Parallel and Perpendicular Axis Theorem — NEET Importance

Analysis of previous year NEET (and AIPMT) questions reveals a consistent pattern regarding the Parallel and Perpendicular Axis Theorems. These topics are almost guaranteed to appear, either as direct questions or as a component of a larger problem. The difficulty level typically ranges from easy to medium, with occasional hard questions involving a combination of both theorems or slightly less common shapes. Common patterns include:

1
Direct application of Parallel Axis Theorem: — Finding the moment of inertia of a rod about its end, a disc about a tangent, or a cylinder about a tangent. These are straightforward if $I_{CM}$ and 'd' are correctly identified.
2
Direct application of Perpendicular Axis Theorem: — Finding the moment of inertia of a disc or ring about its diameter, given its moment of inertia about an axis perpendicular to its plane. This often relies on symmetry.
3
Combined application: — Problems involving a square plate where one might first use the Perpendicular Axis Theorem to find $I_z$ about the center, then the Parallel Axis Theorem to find $I$ about a corner or an edge.
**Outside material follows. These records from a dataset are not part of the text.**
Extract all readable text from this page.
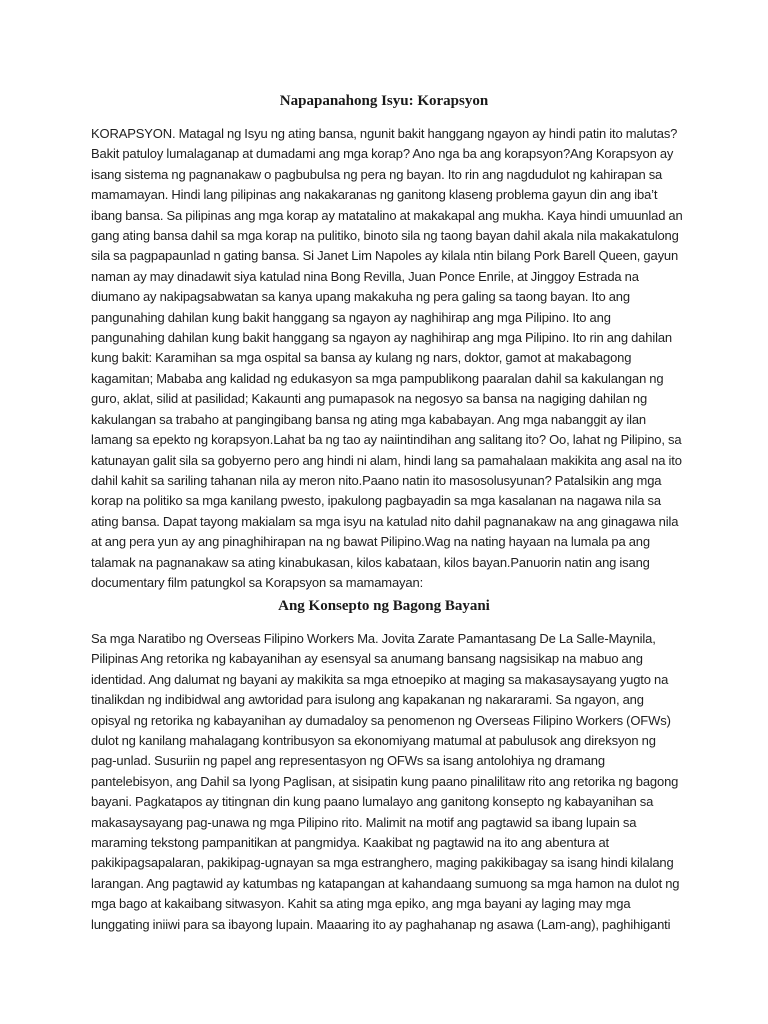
Napapanahong Isyu: Korapsyon

KORAPSYON. Matagal ng Isyu ng ating bansa, ngunit bakit hanggang ngayon ay hindi patin ito malutas? Bakit patuloy lumalaganap at dumadami ang mga korap? Ano nga ba ang korapsyon?Ang Korapsyon ay isang sistema ng pagnanakaw o pagbubulsa ng pera ng bayan. Ito rin ang nagdudulot ng kahirapan sa mamamayan. Hindi lang pilipinas ang nakakaranas ng ganitong klaseng problema gayun din ang iba’t ibang bansa. Sa pilipinas ang mga korap ay matatalino at makakapal ang mukha. Kaya hindi umuunlad an gang ating bansa dahil sa mga korap na pulitiko, binoto sila ng taong bayan dahil akala nila makakatulong sila sa pagpapaunlad n gating bansa. Si Janet Lim Napoles ay kilala ntin bilang Pork Barell Queen, gayun naman ay may dinadawit siya katulad nina Bong Revilla, Juan Ponce Enrile, at Jinggoy Estrada na diumano ay nakipagsabwatan sa kanya upang makakuha ng pera galing sa taong bayan. Ito ang pangunahing dahilan kung bakit hanggang sa ngayon ay naghihirap ang mga Pilipino. Ito ang pangunahing dahilan kung bakit hanggang sa ngayon ay naghihirap ang mga Pilipino. Ito rin ang dahilan kung bakit: Karamihan sa mga ospital sa bansa ay kulang ng nars, doktor, gamot at makabagong kagamitan; Mababa ang kalidad ng edukasyon sa mga pampublikong paaralan dahil sa kakulangan ng guro, aklat, silid at pasilidad; Kakaunti ang pumapasok na negosyo sa bansa na nagiging dahilan ng kakulangan sa trabaho at pangingibang bansa ng ating mga kababayan. Ang mga nabanggit ay ilan lamang sa epekto ng korapsyon.Lahat ba ng tao ay naiintindihan ang salitang ito? Oo, lahat ng Pilipino, sa katunayan galit sila sa gobyerno pero ang hindi ni alam, hindi lang sa pamahalaan makikita ang asal na ito dahil kahit sa sariling tahanan nila ay meron nito.Paano natin ito masosolusyunan? Patalsikin ang mga korap na politiko sa mga kanilang pwesto, ipakulong pagbayadin sa mga kasalanan na nagawa nila sa ating bansa. Dapat tayong makialam sa mga isyu na katulad nito dahil pagnanakaw na ang ginagawa nila at ang pera yun ay ang pinaghihirapan na ng bawat Pilipino.Wag na nating hayaan na lumala pa ang talamak na pagnanakaw sa ating kinabukasan, kilos kabataan, kilos bayan.Panuorin natin ang isang documentary film patungkol sa Korapsyon sa mamamayan:

Ang Konsepto ng Bagong Bayani

Sa mga Naratibo ng Overseas Filipino Workers Ma. Jovita Zarate Pamantasang De La Salle-Maynila, Pilipinas Ang retorika ng kabayanihan ay esensyal sa anumang bansang nagsisikap na mabuo ang identidad. Ang dalumat ng bayani ay makikita sa mga etnoepiko at maging sa makasaysayang yugto na tinalikdan ng indibidwal ang awtoridad para isulong ang kapakanan ng nakararami. Sa ngayon, ang opisyal ng retorika ng kabayanihan ay dumadaloy sa penomenon ng Overseas Filipino Workers (OFWs) dulot ng kanilang mahalagang kontribusyon sa ekonomiyang matumal at pabulusok ang direksyon ng pag-unlad. Susuriin ng papel ang representasyon ng OFWs sa isang antolohiya ng dramang pantelebisyon, ang Dahil sa Iyong Paglisan, at sisipatin kung paano pinalilitaw rito ang retorika ng bagong bayani. Pagkatapos ay titingnan din kung paano lumalayo ang ganitong konsepto ng kabayanihan sa makasaysayang pag-unawa ng mga Pilipino rito. Malimit na motif ang pagtawid sa ibang lupain sa maraming tekstong pampanitikan at pangmidya. Kaakibat ng pagtawid na ito ang abentura at pakikipagsapalaran, pakikipag-ugnayan sa mga estranghero, maging pakikibagay sa isang hindi kilalang larangan. Ang pagtawid ay katumbas ng katapangan at kahandaang sumuong sa mga hamon na dulot ng mga bago at kakaibang sitwasyon. Kahit sa ating mga epiko, ang mga bayani ay laging may mga lunggating iniiwi para sa ibayong lupain. Maaaring ito ay paghahanap ng asawa (Lam-ang), paghihiganti
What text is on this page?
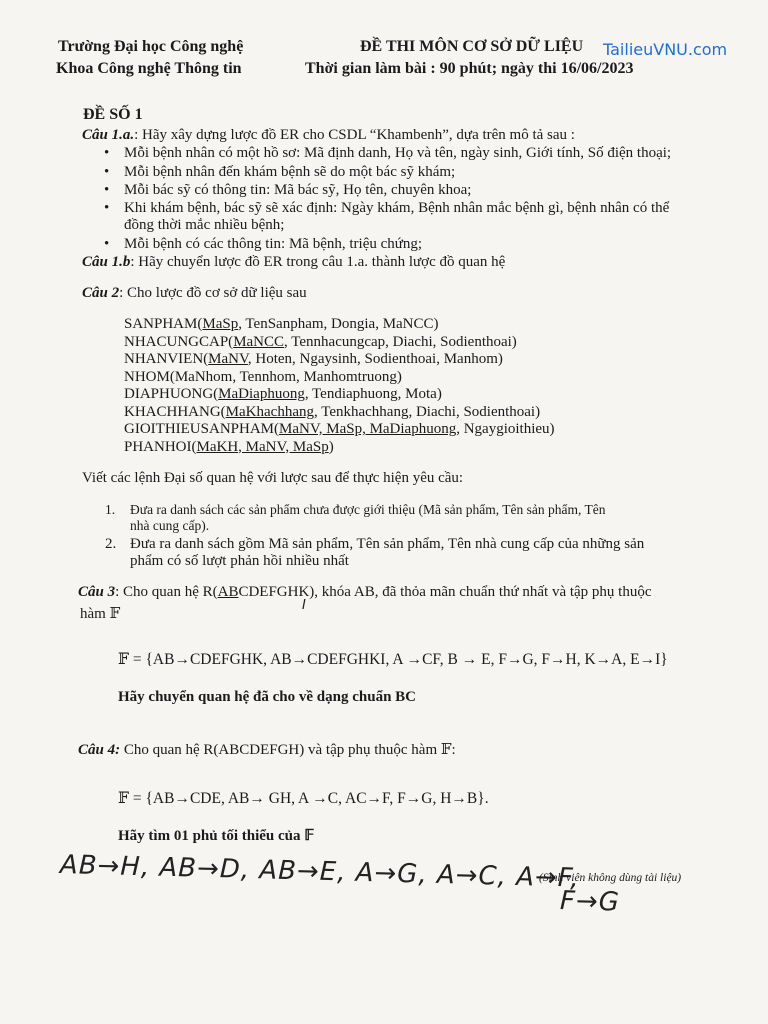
Trường Đại học Công nghệ
Khoa Công nghệ Thông tin
ĐỀ THI MÔN CƠ SỞ DỮ LIỆU TailieuVNU.com
Thời gian làm bài : 90 phút; ngày thi 16/06/2023
ĐỀ SỐ 1
Câu 1.a.: Hãy xây dựng lược đồ ER cho CSDL “Khambenh”, dựa trên mô tả sau :
• Mỗi bệnh nhân có một hồ sơ: Mã định danh, Họ và tên, ngày sinh, Giới tính, Số điện thoại;
• Mỗi bệnh nhân đến khám bệnh sẽ do một bác sỹ khám;
• Mỗi bác sỹ có thông tin: Mã bác sỹ, Họ tên, chuyên khoa;
• Khi khám bệnh, bác sỹ sẽ xác định: Ngày khám, Bệnh nhân mắc bệnh gì, bệnh nhân có thể
đồng thời mắc nhiều bệnh;
• Mỗi bệnh có các thông tin: Mã bệnh, triệu chứng;
Câu 1.b: Hãy chuyển lược đồ ER trong câu 1.a. thành lược đồ quan hệ
Câu 2: Cho lược đồ cơ sở dữ liệu sau
SANPHAM(MaSp, TenSanpham, Dongia, MaNCC)
NHACUNGCAP(MaNCC, Tennhacungcap, Diachi, Sodienthoai)
NHANVIEN(MaNV, Hoten, Ngaysinh, Sodienthoai, Manhom)
NHOM(MaNhom, Tennhom, Manhomtruong)
DIAPHUONG(MaDiaphuong, Tendiaphuong, Mota)
KHACHHANG(MaKhachhang, Tenkhachhang, Diachi, Sodienthoai)
GIOITHIEUSANPHAM(MaNV, MaSp, MaDiaphuong, Ngaygioithieu)
PHANHOI(MaKH, MaNV, MaSp)
Viết các lệnh Đại số quan hệ với lược sau để thực hiện yêu cầu:
1. Đưa ra danh sách các sản phẩm chưa được giới thiệu (Mã sản phẩm, Tên sản phẩm, Tên
nhà cung cấp).
2. Đưa ra danh sách gồm Mã sản phẩm, Tên sản phẩm, Tên nhà cung cấp của những sản
phẩm có số lượt phản hồi nhiều nhất
Câu 3: Cho quan hệ R(ABCDEFGHK), khóa AB, đã thỏa mãn chuẩn thứ nhất và tập phụ thuộc
I
hàm 𝔽
𝔽 = {AB→CDEFGHK, AB→CDEFGHKI, A →CF, B → E, F→G, F→H, K→A, E→I}
Hãy chuyển quan hệ đã cho về dạng chuẩn BC
Câu 4: Cho quan hệ R(ABCDEFGH) và tập phụ thuộc hàm 𝔽:
𝔽 = {AB→CDE, AB→ GH, A →C, AC→F, F→G, H→B}.
Hãy tìm 01 phủ tối thiểu của 𝔽
AB→H, AB→D, AB→E, A→G, A→C, A→F,
F→G
(Sinh viên không dùng tài liệu)
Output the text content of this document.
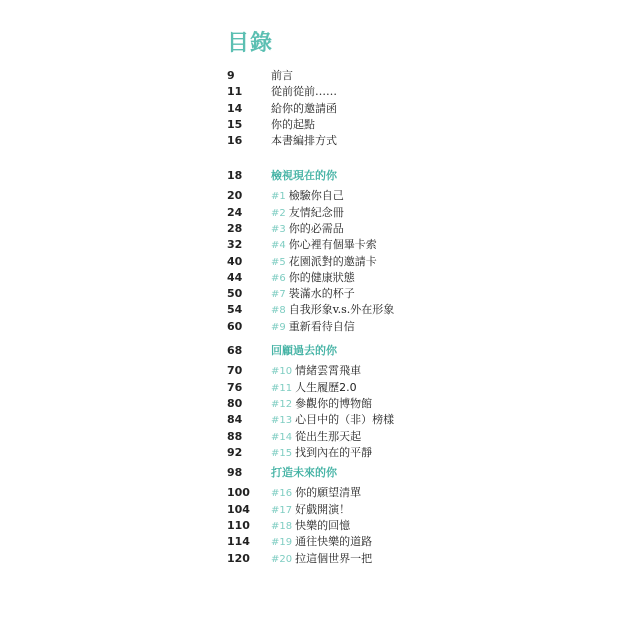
目錄
9	前言
11	從前從前……
14	給你的邀請函
15	你的起點
16	本書編排方式
18	檢視現在的你
20	#1 檢驗你自己
24	#2 友情紀念冊
28	#3 你的必需品
32	#4 你心裡有個畢卡索
40	#5 花園派對的邀請卡
44	#6 你的健康狀態
50	#7 裝滿水的杯子
54	#8 自我形象v.s.外在形象
60	#9 重新看待自信
68	回顧過去的你
70	#10 情緒雲霄飛車
76	#11 人生履歷2.0
80	#12 參觀你的博物館
84	#13 心目中的（非）榜樣
88	#14 從出生那天起
92	#15 找到內在的平靜
98	打造未來的你
100 #16 你的願望清單
104 #17 好戲開演！
110 #18 快樂的回憶
114 #19 通往快樂的道路
120 #20 拉這個世界一把
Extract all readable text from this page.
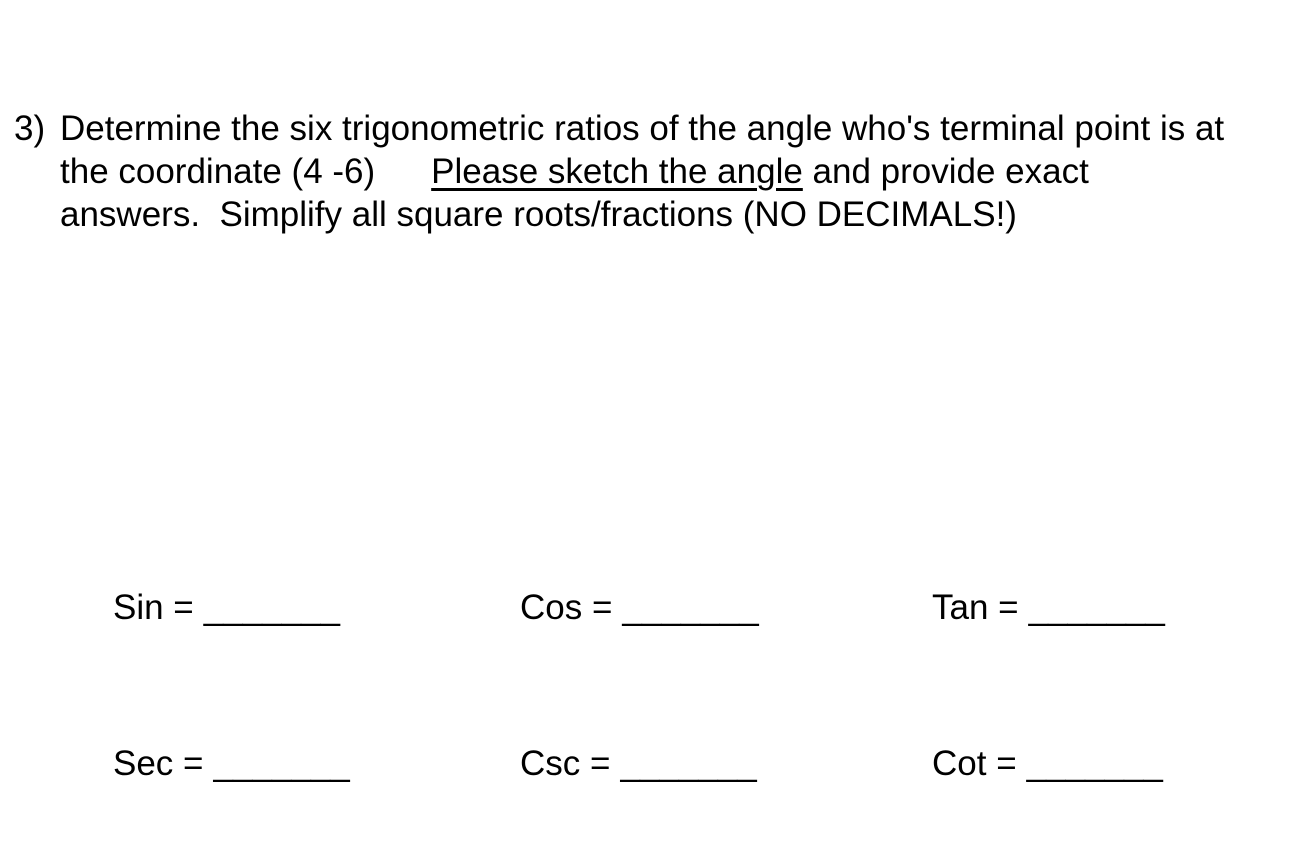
3) Determine the six trigonometric ratios of the angle who's terminal point is at
the coordinate (4 -6) Please sketch the angle and provide exact
answers.  Simplify all square roots/fractions (NO DECIMALS!)
Sin = _______	Cos = _______	Tan = _______
Sec = _______	Csc = _______	Cot = _______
These are considered harder.
4
Conceptual questions: — Testing the conditions for applicability of each theorem, or comparing moments of inertia for different axes. These require a clear understanding of the theoretical underpinnings.
5
Integration into larger problems: — Moment of inertia calculations using these theorems are often the first step in problems involving rotational kinetic energy, angular momentum conservation, or torque and angular acceleration. An error here propagates through the entire solution.

Students should expect 1-2 questions directly or indirectly involving these theorems in the NEET Physics section. The emphasis is on quick and accurate calculation, highlighting the importance of memorizing standard $I_{CM}$ values and understanding the conditions for applying each theorem.